Growing up in a remote Amazonian village without access to infrastructure that Americans take for granted meant that every problem required a project plan and a resourceful solution. His sister's birthday required coordinating international shipping. He started a shoe-shining business as a child. The founder mindset was built by necessity - not by reading about entrepreneurship, but by living in an environment where things didn't just happen unless you made them happen. He also returned to the US at 13 with a bicultural perspective: proud to be American, but without the assumption that American defaults are universal.
What does Zack say about founder-led marketing for reluctant founders?
He is blunt: if you are worried about connecting your name to your business, he argues you may not be treating it as a real company yet. Imposter syndrome is real and universal, but in his experience every great founder - even the ones who were terrified of public speaking or cameras - learned to do it. More practically, the time constraint is the biggest blocker for most founders, not fear.
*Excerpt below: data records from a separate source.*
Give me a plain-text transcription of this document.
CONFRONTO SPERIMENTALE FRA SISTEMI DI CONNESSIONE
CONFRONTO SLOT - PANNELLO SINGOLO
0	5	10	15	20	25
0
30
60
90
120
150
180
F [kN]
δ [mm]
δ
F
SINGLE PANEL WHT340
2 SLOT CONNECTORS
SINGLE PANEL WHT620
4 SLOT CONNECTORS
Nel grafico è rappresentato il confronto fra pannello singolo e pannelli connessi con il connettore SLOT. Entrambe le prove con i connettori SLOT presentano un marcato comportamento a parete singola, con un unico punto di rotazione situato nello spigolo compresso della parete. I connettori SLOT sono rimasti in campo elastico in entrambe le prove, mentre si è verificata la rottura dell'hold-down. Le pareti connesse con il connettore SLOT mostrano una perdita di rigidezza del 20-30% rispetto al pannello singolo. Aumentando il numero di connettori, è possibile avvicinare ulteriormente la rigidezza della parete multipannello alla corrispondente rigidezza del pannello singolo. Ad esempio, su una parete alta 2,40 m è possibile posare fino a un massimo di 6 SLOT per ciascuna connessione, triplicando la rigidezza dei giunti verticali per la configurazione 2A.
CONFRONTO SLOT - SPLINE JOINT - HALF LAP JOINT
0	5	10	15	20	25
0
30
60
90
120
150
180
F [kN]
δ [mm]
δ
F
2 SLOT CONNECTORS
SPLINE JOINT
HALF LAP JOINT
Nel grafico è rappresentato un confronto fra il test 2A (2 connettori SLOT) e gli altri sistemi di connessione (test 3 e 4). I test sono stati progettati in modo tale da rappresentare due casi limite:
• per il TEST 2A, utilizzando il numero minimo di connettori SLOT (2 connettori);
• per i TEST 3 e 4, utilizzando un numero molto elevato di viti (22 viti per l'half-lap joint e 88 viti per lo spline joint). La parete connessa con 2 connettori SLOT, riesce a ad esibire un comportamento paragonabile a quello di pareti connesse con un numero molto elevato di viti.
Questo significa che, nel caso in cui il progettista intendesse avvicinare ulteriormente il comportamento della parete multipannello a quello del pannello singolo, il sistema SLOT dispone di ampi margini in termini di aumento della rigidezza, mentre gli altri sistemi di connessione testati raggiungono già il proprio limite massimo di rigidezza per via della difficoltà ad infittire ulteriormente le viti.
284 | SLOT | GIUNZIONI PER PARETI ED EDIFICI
A platform that genuinely removes operational friction from the content creation process makes it possible to actually do founder-led marketing, because you no longer have to choose between running the company and posting something.
What is Zack's philosophy on advertising and brand building?
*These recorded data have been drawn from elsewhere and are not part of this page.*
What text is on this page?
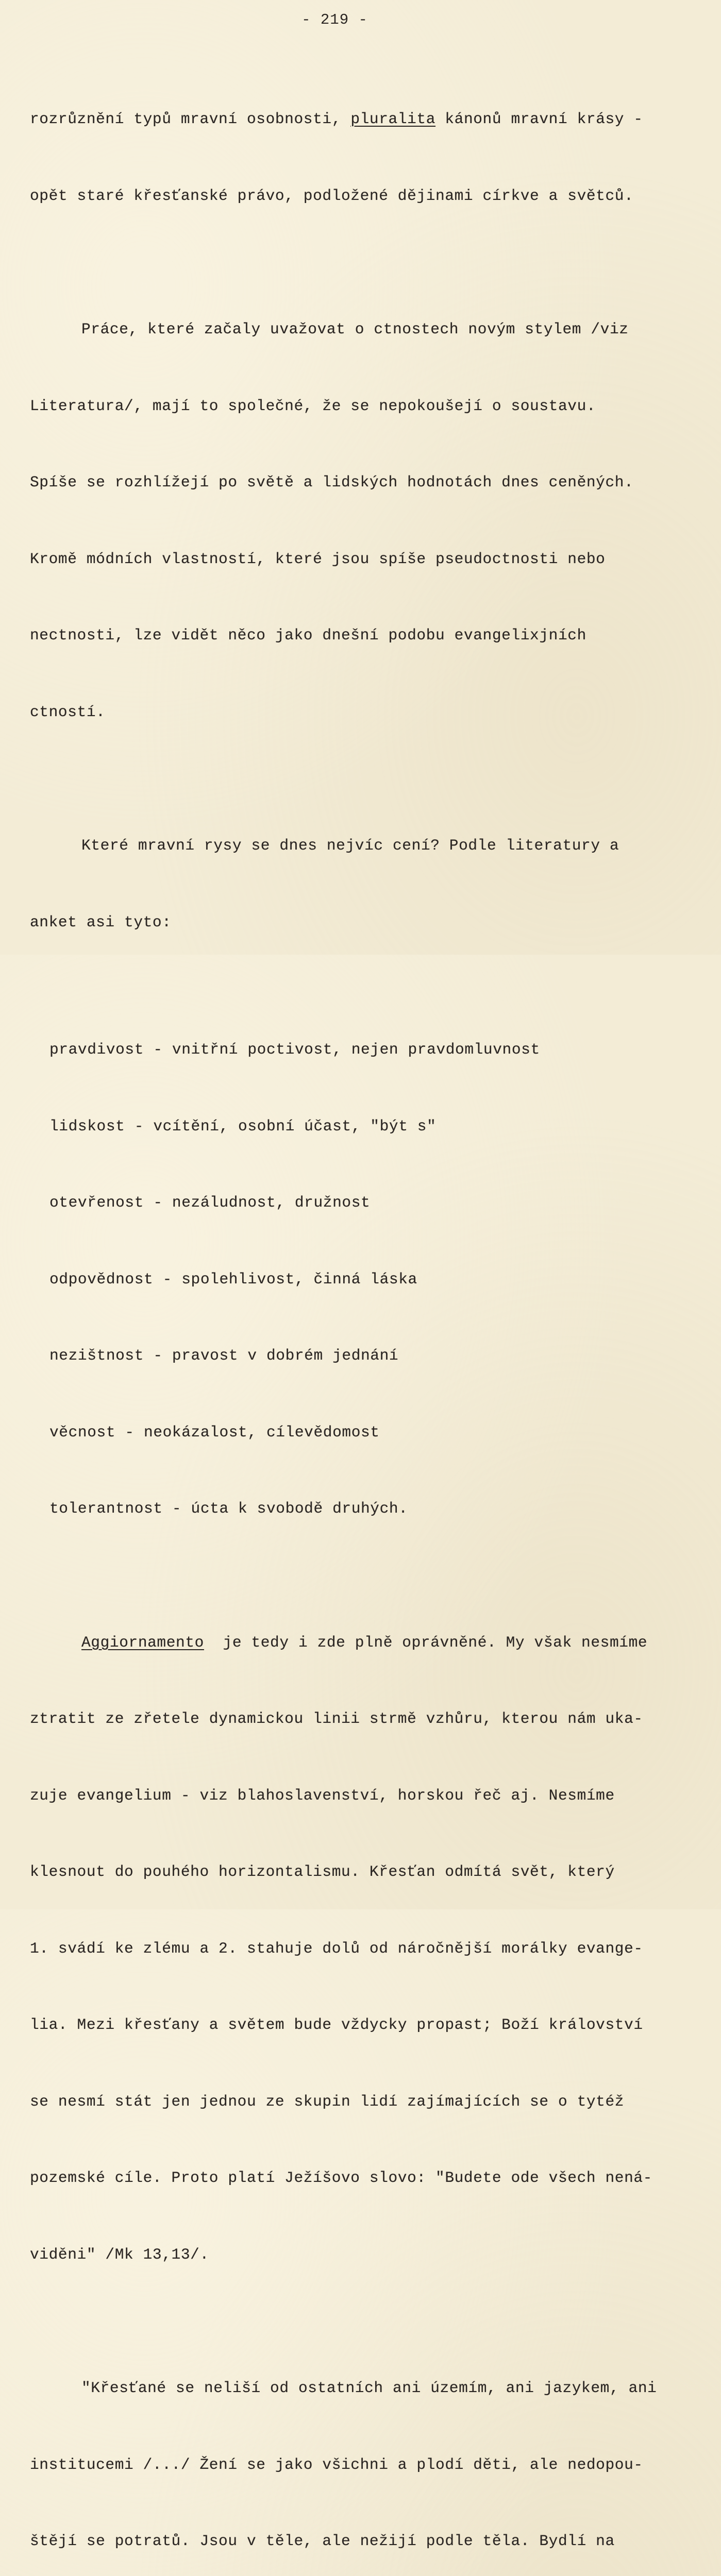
- 219 -

rozrůznění typů mravní osobnosti, pluralita kánonů mravní krásy -

opět staré křesťanské právo, podložené dějinami církve a světců.

Práce, které začaly uvažovat o ctnostech novým stylem /viz

Literatura/, mají to společné, že se nepokoušejí o soustavu.

Spíše se rozhlížejí po světě a lidských hodnotách dnes ceněných.

Kromě módních vlastností, které jsou spíše pseudoctnosti nebo

nectnosti, lze vidět něco jako dnešní podobu evangelixjních

ctností.

Které mravní rysy se dnes nejvíc cení? Podle literatury a

anket asi tyto:

pravdivost - vnitřní poctivost, nejen pravdomluvnost

lidskost - vcítění, osobní účast, "být s"

otevřenost - nezáludnost, družnost

odpovědnost - spolehlivost, činná láska

nezištnost - pravost v dobrém jednání

věcnost - neokázalost, cílevědomost

tolerantnost - úcta k svobodě druhých.

Aggiornamento  je tedy i zde plně oprávněné. My však nesmíme

ztratit ze zřetele dynamickou linii strmě vzhůru, kterou nám uka-

zuje evangelium - viz blahoslavenství, horskou řeč aj. Nesmíme

klesnout do pouhého horizontalismu. Křesťan odmítá svět, který

1. svádí ke zlému a 2. stahuje dolů od náročnější morálky evange-

lia. Mezi křesťany a světem bude vždycky propast; Boží království

se nesmí stát jen jednou ze skupin lidí zajímajících se o tytéž

pozemské cíle. Proto platí Ježíšovo slovo: "Budete ode všech nená-

viděni" /Mk 13,13/.

"Křesťané se neliší od ostatních ani územím, ani jazykem, ani

institucemi /.../ Žení se jako všichni a plodí děti, ale nedopou-

štějí se potratů. Jsou v těle, ale nežijí podle těla. Bydlí na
Advertising is the most consumed media format Americans encounter - more than TV shows or movies - and yet it has been reduced to algorithmic iteration. Zack grew up obsessed with the Mad Men era, when a team of five might spend weeks on one tagline. He cites Yeti (mini-documentaries you would watch on Netflix), Patagonia (decades of artistic brand integrity), and Red Bull (category creation through brand, not product features) as companies that still invest in genuine creative intentionality. His view: the brands that build lasting equity are the ones whose leaders treat advertising as art and are willing to invest in it accordingly.